So this year I decided that I would be a part of the One Word 365 movement, where you pray about the one thing in your life that you will be intentional about during the year. If you’ve ever done this project, you’ve no doubt noticed that many people have nice words like “rejoice”, “joy”, “prayer”, or something easily recognizable like “intentional”, and so on. The word that chose me this year was “less”. Less. I say it chose me, because frankly I was hoping for one of those “nice” words, or even something fun, like… “fun” or “laugh”. But every time I thought about One Word 365, or read something about it, or visited a blog with that button on it, the word whispered to me: less. It sounds odd but it didn’t really surprise me. I live a life of excess, at least when it comes to activities and household “stuff”. I’m also easily distracted from things I should be doing by the chaos around me that demands my attention right now, like straightening that toppling stack of magazines or making yet another trip to the store for something I forgot earlier or driving my children to yet another activity. And we are a busy family. I’m not even going to attempt to describe an average week, because most people don’t believe that we actually do all that stuff. In the midst of all that bustling around, I rarely found time to sit down and study the Word, or pray with any sort of intentionality. My children and husband weren’t getting much “real” attention from me either.
One thing that became immediately clear when I embarked on my journey of “less” was that I had to reduce the number of obligations in my life. Basically, I’ve had to learn how to say “no”. I’m not good at that at all. I like to be needed and to feel useful, and I’m a firm believer that if you want something done right, you’ll have to do it yourself. I have resigned from two positions I held within my church and handed both of them over to individuals who have proven to be far more talented at those jobs than I was. I should have done that so much sooner!
I’m spending far less time worrying about all the things I need to do but haven’t done. And because I’m not spending time doing that I have rediscovered the joy of getting into the Word every day (or nearly every day) and I’ve been able to work on this blog.
And then there’s the “stuff”. I like my stuff. My general rule is that if I can’t find or afford to buy another one, I’m keeping it. If I can watch an episode of “Hoarders” and feel a little bit superior because at least I’m not that bad, then I must be doing okay, right? Well, not anymore. I’ve been cleaning out my kids’ closets and giving clothes and shoes away to friends whose kids can use them. I’ve been getting ruthless about donating things to charity. Just last weekend I was cleaning up from a rained out garage sale, and normally I would have boxed it all up and saved it for the next garage sale. I was aiming to do just that, when it came to me that I should just donate it all to Goodwill. All of it. Before I could change my mind, I had it all bagged and boxed up and loaded in the back of my van. My inner hoarder was protesting, “But, but…that might be worth some money! But what if you need those 27 black purses someday?” (As a side benefit, my garage was available to be used for its intended purpose once again)

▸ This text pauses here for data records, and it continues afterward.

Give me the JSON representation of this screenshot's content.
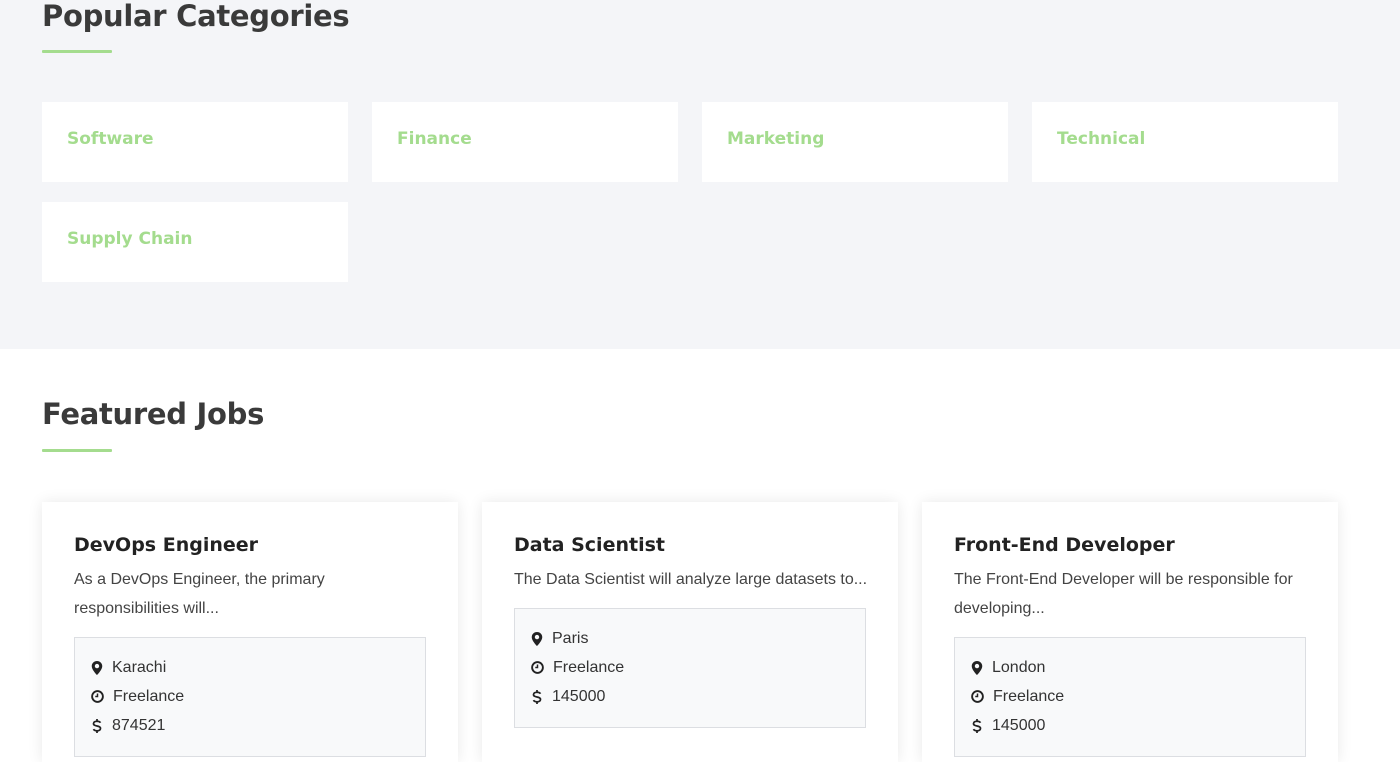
{
  "categories_section": {
    "title": "Popular Categories",
    "accent_color": "#a4dc8e",
    "items": [
      {
        "label": "Software"
      },
      {
        "label": "Finance"
      },
      {
        "label": "Marketing"
      },
      {
        "label": "Technical"
      },
      {
        "label": "Supply Chain"
      }
    ]
  },
  "jobs_section": {
    "title": "Featured Jobs",
    "jobs": [
      {
        "title": "DevOps Engineer",
        "description": "As a DevOps Engineer, the primary responsibilities will...",
        "location": "Karachi",
        "type": "Freelance",
        "salary": "874521",
        "icons": {
          "location": "map-pin-icon",
          "type": "clock-icon",
          "salary": "dollar-icon"
        }
      },
      {
        "title": "Data Scientist",
        "description": "The Data Scientist will analyze large datasets to...",
        "location": "Paris",
        "type": "Freelance",
        "salary": "145000",
        "icons": {
          "location": "map-pin-icon",
          "type": "clock-icon",
          "salary": "dollar-icon"
        }
      },
      {
        "title": "Front-End Developer",
        "description": "The Front-End Developer will be responsible for developing...",
        "location": "London",
        "type": "Freelance",
        "salary": "145000",
        "icons": {
          "location": "map-pin-icon",
          "type": "clock-icon",
          "salary": "dollar-icon"
        }
      }
    ]
  }
}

God has shown me that for me, my tendency to hold onto things is evidence of a lack of faith. I don’t trust God to provide for me, so I keep everything I think I might need or want some day down the road. It’s greed. It’s holding onto things of this world instead of storing up my treasures in heaven.
So whenever I shop, I try to really evaluate if that thingamajig I’m looking at is really necessary for me to live a full life. Do I need one more pair of shoes? Can I live by the one in, one out rule? (so far the answer is no, but it’s only halfway through the year so there’s still hope) I don’t have to buy something just because it’s on sale and it’s a great deal. I can only wear so many pairs of flip flops, even though I live in the South and we wear them just about everywhere and they can be worn about 9 months of the year.
And less can be applied to so many things. There have been occasions when I let anger get the best of me, or sarcastic words fly from my mouth, and I hear, “Less of that”. Less babying my children. Less wasting time watching television. Less bad attitude.
I feel like God has only just begun this exercise of stripping away the excess until all that remains is what is needed. It’s scary but oh so liberating!